Question

I am looking for a way to convert any number to a percentage in the following way:

  1. 1.00 is 50%
  2. numbers below 1.00 approach 0% logarithmically
  3. numbers above 1.00 approach 100% logarithmically.

    x > 0. So y needs to approach 0 as x becomes infinitely small on the positive side.

I'm sure this is simple to do, but I can't recall how to do it.

Was it helpful?

Solution

try 1 / (1 + e^(1-x))

it's the logistic function shifted by 1 unit

graph

If you want it to approach faster, you can change e to something higher

Edit:

to have f(0) = 0 you could use 1 - 2^(-x)

graph

OTHER TIPS

When you say logarithmically, do you mean asymptotically?
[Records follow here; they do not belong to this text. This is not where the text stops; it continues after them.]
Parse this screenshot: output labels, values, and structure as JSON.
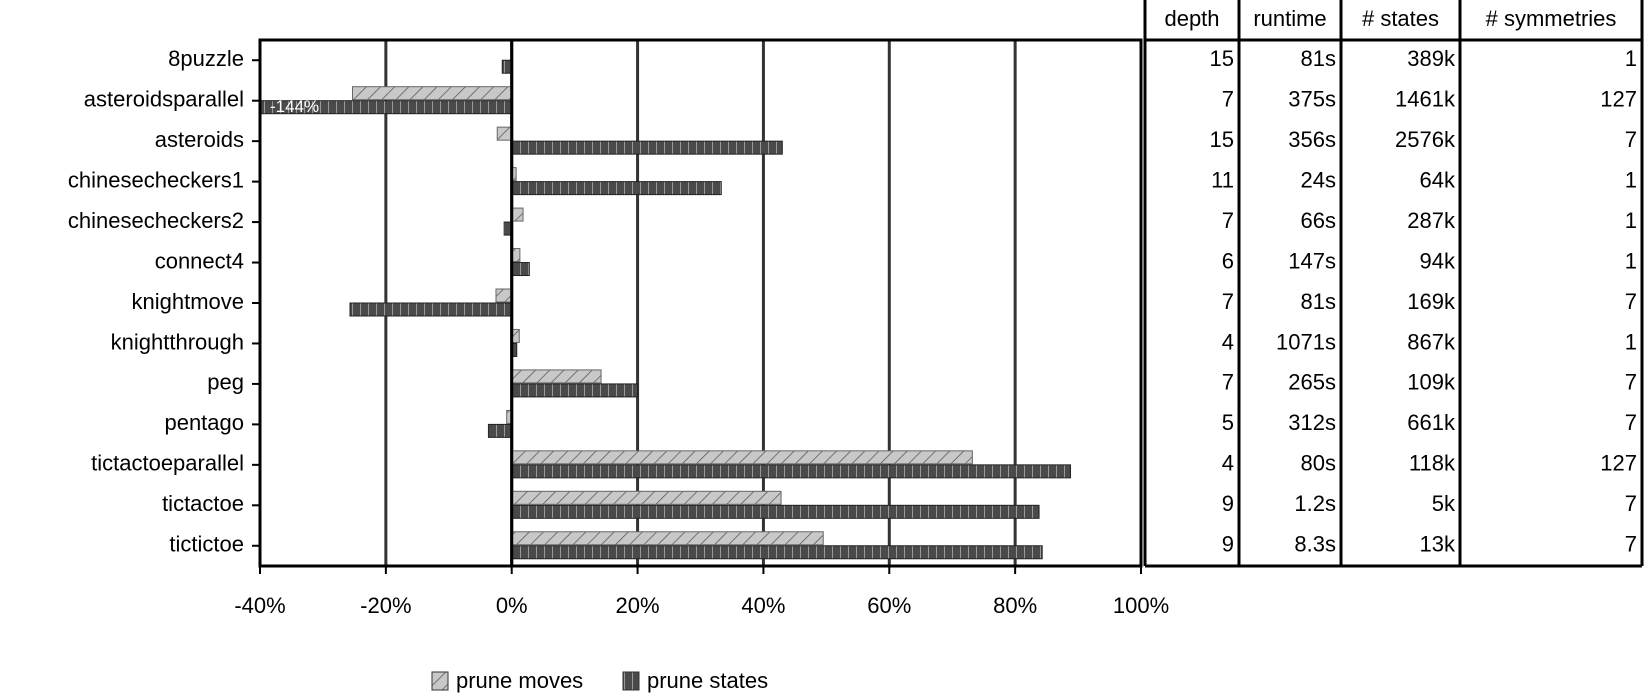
{
  "chart_data": {
    "type": "bar",
    "orientation": "horizontal",
    "categories": [
      "8puzzle",
      "asteroidsparallel",
      "asteroids",
      "chinesecheckers1",
      "chinesecheckers2",
      "connect4",
      "knightmove",
      "knightthrough",
      "peg",
      "pentago",
      "tictactoeparallel",
      "tictactoe",
      "tictictoe"
    ],
    "series": [
      {
        "name": "prune moves",
        "color": "#c8c8c8",
        "values": [
          0,
          -25.3,
          -2.3,
          0.7,
          1.8,
          1.3,
          -2.5,
          1.2,
          14.2,
          -0.8,
          73.2,
          42.8,
          49.5
        ]
      },
      {
        "name": "prune states",
        "color": "#4a4a4a",
        "values": [
          -1.5,
          -144,
          43,
          33.3,
          -1.2,
          2.8,
          -25.7,
          0.8,
          20,
          -3.7,
          88.8,
          83.8,
          84.3
        ],
        "value_labels": [
          null,
          "-144%",
          null,
          null,
          null,
          null,
          null,
          null,
          null,
          null,
          null,
          null,
          null
        ]
      }
    ],
    "xlim": [
      -40,
      100
    ],
    "xticks": [
      {
        "value": -40,
        "label": "-40%"
      },
      {
        "value": -20,
        "label": "-20%"
      },
      {
        "value": 0,
        "label": "0%"
      },
      {
        "value": 20,
        "label": "20%"
      },
      {
        "value": 40,
        "label": "40%"
      },
      {
        "value": 60,
        "label": "60%"
      },
      {
        "value": 80,
        "label": "80%"
      },
      {
        "value": 100,
        "label": "100%"
      }
    ],
    "grid": true,
    "legend": "bottom"
  },
  "table": {
    "columns": [
      "depth",
      "runtime",
      "# states",
      "# symmetries"
    ],
    "rows": [
      [
        15,
        "81s",
        "389k",
        1
      ],
      [
        7,
        "375s",
        "1461k",
        127
      ],
      [
        15,
        "356s",
        "2576k",
        7
      ],
      [
        11,
        "24s",
        "64k",
        1
      ],
      [
        7,
        "66s",
        "287k",
        1
      ],
      [
        6,
        "147s",
        "94k",
        1
      ],
      [
        7,
        "81s",
        "169k",
        7
      ],
      [
        4,
        "1071s",
        "867k",
        1
      ],
      [
        7,
        "265s",
        "109k",
        7
      ],
      [
        5,
        "312s",
        "661k",
        7
      ],
      [
        4,
        "80s",
        "118k",
        127
      ],
      [
        9,
        "1.2s",
        "5k",
        7
      ],
      [
        9,
        "8.3s",
        "13k",
        7
      ]
    ]
  }
}
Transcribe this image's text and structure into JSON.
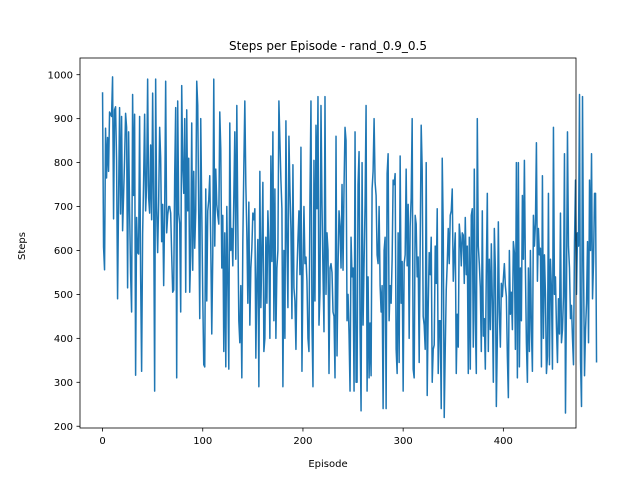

If so, then "y needs to approach 0 as x becomes infinitely small on the positive side" just means f(0)=0 if f is continuous. In that case x/(x+1) will work: http://www.wolframalpha.com/input/?i=x%2F%28x%2B1%29

how about y = f(t) = 1 - exp(-t/tau) ?

For t near 0, y is approximately t/tau. For t approaching infinity, y asymptotically approaches 1.

As for the f(1)=0.5 approach, this can be used to solve for tau = 1/log(2).

From what you're describing, I'm hearing the graph of x cubed -- very basic, and should be efficient in most languages.

Graph http://jedsmith.org/static/S01813305.png

This was graphed with y=(x-1)^3+1 (transforms to make (1,1) the origin). You can, of course, make the results a percentage by simply scaling by 50.

You are, ultimately, trying to have an efficient solution to give you a rough percentage behavior in a programming language and not Mathematica, right?